Doug Hanahan, of the University of California at San Francisco, described animal studies combining Gleevec with another compound - Pfizer’s SU5416. The combination shrank tumors, and the group’s molecular studies suggest Gleevec can slow tumor blood vessel growth by picking off important cells called pericytes. Most important: “The treatment is not pulling the pericytes off the normal vessels,” Hanahan said.
Its not year clear why normal blood vessels are spared, but the combination works better by hitting different points in the blood vessel formation pathway. Hanahan suggested Gleevec should be tested with other angiogenesis inhibitors, and these studies should not be limited to tumors that express the drug’s traditional targets -- cKIT, BCR-ABL, or PDGFR.
Show Me the Target
Gleevec is the result of about two decades of research, so it is both inspiring and unnerving that the drug’s effects are still being worked out. And this is only one of several targeted therapies that has shown surprising unanticipated effects.
The key to understanding how these new drugs really work, and the best ways to combine them in patients, may lie in the hands of diagnostic test developers like Dako Cytomation.
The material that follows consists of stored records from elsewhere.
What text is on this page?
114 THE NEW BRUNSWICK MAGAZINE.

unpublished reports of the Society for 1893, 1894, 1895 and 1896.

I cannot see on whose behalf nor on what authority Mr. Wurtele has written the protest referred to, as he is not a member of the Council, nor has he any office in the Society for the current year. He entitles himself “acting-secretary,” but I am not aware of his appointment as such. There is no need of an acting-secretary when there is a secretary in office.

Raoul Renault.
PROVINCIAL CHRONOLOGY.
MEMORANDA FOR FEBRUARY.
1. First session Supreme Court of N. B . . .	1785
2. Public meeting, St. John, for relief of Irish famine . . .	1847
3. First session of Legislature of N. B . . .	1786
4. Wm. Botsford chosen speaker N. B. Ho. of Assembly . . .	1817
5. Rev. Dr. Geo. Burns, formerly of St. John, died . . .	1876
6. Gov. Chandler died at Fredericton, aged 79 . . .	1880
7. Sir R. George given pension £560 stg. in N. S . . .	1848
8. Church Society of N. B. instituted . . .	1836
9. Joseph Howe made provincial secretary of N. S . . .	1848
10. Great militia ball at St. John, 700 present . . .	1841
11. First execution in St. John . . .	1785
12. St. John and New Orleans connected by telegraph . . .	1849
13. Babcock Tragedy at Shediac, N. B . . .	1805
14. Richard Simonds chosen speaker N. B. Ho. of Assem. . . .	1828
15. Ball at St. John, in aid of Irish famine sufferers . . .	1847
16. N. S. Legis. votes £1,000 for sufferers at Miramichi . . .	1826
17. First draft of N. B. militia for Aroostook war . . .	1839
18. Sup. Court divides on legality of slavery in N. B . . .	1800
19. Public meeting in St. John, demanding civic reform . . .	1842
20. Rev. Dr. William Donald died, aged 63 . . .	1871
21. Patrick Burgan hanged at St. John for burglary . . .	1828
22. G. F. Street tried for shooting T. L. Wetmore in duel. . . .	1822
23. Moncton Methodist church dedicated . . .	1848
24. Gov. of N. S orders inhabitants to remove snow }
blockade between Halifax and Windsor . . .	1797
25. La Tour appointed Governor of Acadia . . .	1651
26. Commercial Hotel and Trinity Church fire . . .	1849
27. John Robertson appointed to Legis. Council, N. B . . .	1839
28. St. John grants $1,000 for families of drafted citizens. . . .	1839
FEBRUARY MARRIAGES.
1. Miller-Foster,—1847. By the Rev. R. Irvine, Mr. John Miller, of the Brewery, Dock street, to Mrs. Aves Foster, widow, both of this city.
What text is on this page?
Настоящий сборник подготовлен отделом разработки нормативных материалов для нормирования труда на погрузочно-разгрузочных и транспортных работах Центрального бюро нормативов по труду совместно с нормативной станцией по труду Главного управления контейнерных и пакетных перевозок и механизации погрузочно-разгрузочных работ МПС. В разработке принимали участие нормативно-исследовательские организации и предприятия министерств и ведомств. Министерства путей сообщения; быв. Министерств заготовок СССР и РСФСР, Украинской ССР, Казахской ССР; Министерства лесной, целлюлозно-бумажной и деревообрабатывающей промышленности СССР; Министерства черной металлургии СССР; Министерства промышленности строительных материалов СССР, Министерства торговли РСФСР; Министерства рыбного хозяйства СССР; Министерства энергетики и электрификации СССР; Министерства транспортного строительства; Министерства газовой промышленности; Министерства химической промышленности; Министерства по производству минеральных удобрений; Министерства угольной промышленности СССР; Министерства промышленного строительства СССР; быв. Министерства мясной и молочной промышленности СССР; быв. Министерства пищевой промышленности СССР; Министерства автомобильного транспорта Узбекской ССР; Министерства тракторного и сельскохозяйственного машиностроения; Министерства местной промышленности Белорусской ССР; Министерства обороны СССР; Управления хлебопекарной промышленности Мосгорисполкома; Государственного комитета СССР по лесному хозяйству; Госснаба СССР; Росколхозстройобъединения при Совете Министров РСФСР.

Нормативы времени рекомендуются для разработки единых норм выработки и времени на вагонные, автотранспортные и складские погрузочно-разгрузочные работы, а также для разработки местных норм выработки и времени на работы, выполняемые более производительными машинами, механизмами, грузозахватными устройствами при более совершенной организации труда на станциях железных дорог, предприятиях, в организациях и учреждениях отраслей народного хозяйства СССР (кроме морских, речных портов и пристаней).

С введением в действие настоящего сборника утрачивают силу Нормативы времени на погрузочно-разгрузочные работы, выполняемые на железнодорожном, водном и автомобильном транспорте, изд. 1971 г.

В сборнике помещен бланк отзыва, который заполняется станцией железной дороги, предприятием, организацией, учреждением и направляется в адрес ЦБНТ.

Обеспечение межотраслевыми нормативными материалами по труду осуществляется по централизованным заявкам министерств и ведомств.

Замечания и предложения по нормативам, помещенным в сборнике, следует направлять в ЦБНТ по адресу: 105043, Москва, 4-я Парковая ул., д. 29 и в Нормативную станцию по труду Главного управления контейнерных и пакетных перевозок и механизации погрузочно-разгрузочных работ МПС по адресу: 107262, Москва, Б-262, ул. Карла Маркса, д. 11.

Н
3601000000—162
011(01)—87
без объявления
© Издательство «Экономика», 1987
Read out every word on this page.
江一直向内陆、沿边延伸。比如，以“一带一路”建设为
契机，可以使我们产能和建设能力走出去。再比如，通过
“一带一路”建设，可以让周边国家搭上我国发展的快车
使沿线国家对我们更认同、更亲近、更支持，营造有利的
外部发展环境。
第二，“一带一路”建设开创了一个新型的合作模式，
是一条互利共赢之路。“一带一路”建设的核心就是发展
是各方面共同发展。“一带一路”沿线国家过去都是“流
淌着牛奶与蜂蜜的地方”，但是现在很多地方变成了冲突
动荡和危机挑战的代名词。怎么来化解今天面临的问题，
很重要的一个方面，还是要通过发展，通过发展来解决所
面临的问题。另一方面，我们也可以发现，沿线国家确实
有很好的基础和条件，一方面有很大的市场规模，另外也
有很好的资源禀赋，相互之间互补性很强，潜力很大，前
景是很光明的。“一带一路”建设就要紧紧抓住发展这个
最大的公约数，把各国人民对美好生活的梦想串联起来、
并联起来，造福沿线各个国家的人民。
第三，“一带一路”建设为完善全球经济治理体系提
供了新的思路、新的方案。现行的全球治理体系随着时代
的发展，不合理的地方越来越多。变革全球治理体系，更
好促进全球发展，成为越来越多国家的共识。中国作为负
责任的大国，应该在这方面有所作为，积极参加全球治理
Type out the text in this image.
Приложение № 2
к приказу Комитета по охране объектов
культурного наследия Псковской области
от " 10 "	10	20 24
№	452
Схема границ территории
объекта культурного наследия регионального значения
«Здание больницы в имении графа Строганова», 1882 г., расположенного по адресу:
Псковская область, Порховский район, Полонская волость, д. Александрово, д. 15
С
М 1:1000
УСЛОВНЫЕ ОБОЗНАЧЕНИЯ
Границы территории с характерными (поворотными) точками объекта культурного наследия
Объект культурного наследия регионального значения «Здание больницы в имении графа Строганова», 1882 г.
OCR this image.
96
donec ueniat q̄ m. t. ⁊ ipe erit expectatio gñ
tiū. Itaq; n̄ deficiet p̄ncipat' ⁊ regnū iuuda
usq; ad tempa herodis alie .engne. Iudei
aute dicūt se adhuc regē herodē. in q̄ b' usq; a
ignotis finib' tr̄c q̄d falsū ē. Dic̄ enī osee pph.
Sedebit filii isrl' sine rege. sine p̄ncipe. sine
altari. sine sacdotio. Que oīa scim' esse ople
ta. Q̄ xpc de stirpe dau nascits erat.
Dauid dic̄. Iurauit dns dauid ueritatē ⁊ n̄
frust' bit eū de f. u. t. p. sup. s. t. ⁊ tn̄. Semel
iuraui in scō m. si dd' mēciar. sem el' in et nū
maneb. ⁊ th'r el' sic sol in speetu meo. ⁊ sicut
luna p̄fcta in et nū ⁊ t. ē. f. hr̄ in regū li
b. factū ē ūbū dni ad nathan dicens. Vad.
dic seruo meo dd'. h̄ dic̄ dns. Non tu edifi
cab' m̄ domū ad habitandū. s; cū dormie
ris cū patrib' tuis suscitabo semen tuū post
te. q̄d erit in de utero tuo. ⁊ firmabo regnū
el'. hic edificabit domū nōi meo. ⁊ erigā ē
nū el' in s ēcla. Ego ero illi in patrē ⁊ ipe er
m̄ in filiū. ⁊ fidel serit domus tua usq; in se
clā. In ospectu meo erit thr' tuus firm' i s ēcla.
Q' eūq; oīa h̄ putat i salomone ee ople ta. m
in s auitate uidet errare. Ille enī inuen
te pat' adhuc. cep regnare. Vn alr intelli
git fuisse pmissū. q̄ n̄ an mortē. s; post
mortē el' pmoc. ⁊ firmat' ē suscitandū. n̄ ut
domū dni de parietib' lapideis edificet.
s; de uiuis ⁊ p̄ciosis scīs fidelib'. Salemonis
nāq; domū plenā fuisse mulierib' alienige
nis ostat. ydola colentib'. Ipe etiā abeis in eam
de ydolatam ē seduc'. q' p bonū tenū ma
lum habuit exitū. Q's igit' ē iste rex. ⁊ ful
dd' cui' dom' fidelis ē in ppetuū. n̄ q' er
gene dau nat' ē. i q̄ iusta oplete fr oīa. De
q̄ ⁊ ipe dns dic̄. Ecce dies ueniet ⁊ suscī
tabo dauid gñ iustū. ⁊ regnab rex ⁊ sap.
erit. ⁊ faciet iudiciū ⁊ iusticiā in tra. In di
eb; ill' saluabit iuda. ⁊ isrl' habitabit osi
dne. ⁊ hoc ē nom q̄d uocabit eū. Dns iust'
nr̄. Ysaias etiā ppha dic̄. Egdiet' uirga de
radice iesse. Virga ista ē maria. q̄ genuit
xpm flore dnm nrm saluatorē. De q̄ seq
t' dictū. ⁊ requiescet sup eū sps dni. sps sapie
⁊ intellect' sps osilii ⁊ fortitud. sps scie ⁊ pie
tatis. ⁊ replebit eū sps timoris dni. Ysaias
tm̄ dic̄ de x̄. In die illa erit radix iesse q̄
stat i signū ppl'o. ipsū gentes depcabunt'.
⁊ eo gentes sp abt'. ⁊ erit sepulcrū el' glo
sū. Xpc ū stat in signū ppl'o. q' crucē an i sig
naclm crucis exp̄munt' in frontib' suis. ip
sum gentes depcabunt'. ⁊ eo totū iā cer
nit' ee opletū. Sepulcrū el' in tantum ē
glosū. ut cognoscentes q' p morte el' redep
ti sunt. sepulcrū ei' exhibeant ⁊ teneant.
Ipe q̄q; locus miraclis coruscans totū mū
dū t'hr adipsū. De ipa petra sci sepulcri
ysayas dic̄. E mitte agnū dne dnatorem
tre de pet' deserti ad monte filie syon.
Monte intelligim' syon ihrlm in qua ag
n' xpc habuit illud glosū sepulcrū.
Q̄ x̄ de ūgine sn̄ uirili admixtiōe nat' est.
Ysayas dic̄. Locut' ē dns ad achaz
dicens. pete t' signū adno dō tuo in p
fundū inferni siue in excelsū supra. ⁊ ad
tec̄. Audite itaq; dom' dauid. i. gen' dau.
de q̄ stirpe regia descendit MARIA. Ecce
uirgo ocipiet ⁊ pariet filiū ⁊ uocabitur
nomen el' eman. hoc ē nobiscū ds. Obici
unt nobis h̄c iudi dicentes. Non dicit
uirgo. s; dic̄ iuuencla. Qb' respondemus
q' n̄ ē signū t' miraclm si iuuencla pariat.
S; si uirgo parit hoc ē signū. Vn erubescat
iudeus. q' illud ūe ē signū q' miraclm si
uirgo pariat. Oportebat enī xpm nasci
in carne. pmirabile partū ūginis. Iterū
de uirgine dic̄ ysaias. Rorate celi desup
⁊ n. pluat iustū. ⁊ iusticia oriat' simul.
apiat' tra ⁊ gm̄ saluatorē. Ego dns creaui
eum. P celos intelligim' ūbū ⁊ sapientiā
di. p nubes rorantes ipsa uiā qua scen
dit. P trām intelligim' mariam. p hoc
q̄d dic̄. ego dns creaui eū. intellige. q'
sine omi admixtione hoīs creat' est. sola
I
Dako makes the Her-2 test that was approved in tandem with Genetech/Roche’s Herceptin, it has also recently released a test for the EGFR receptor. The Dako test was used in clinical trials of AstraZeneca’s Iressa and ImClone’s Erbitux, both of which target EGFR. Dako’s test is being used to guide prescribing of Erbitux, but not for Iressa, because it did not help predict which patients respond to that drug.
“What’s starting to emerge, is that the activation state of the receptor isn’t always the most important factor,” says Dennis Chenoweth, corporate vice president of diagnostics for DakoCytomation. In some cases, he explains, matching patients to drugs may require measuring, “A combination of receptor expression on cell surface, signal transduction proteins, and various levels of activation.”
Dako already uses multiple reagent tests in some of its collaborations, and Chenoweth predicts further advances as, “We get more sophisticated digital analysis capability.” Most pathology slides are currently read by pathologists. As more features are studied per slide, however, computerized image analysis will become the norm.
But companies aren’t waiting for the fancier technology. “Everybody is doing this kind of testing in clinical trials [for targeted cancer drugs],” Chenoweth says. “Because at some point, the regulatory agency will say ‘Show me the data.’” Dako has programs with almost every major pharmaceutical company, he says, and “This is a very interesting part of our business and our strategic plan.”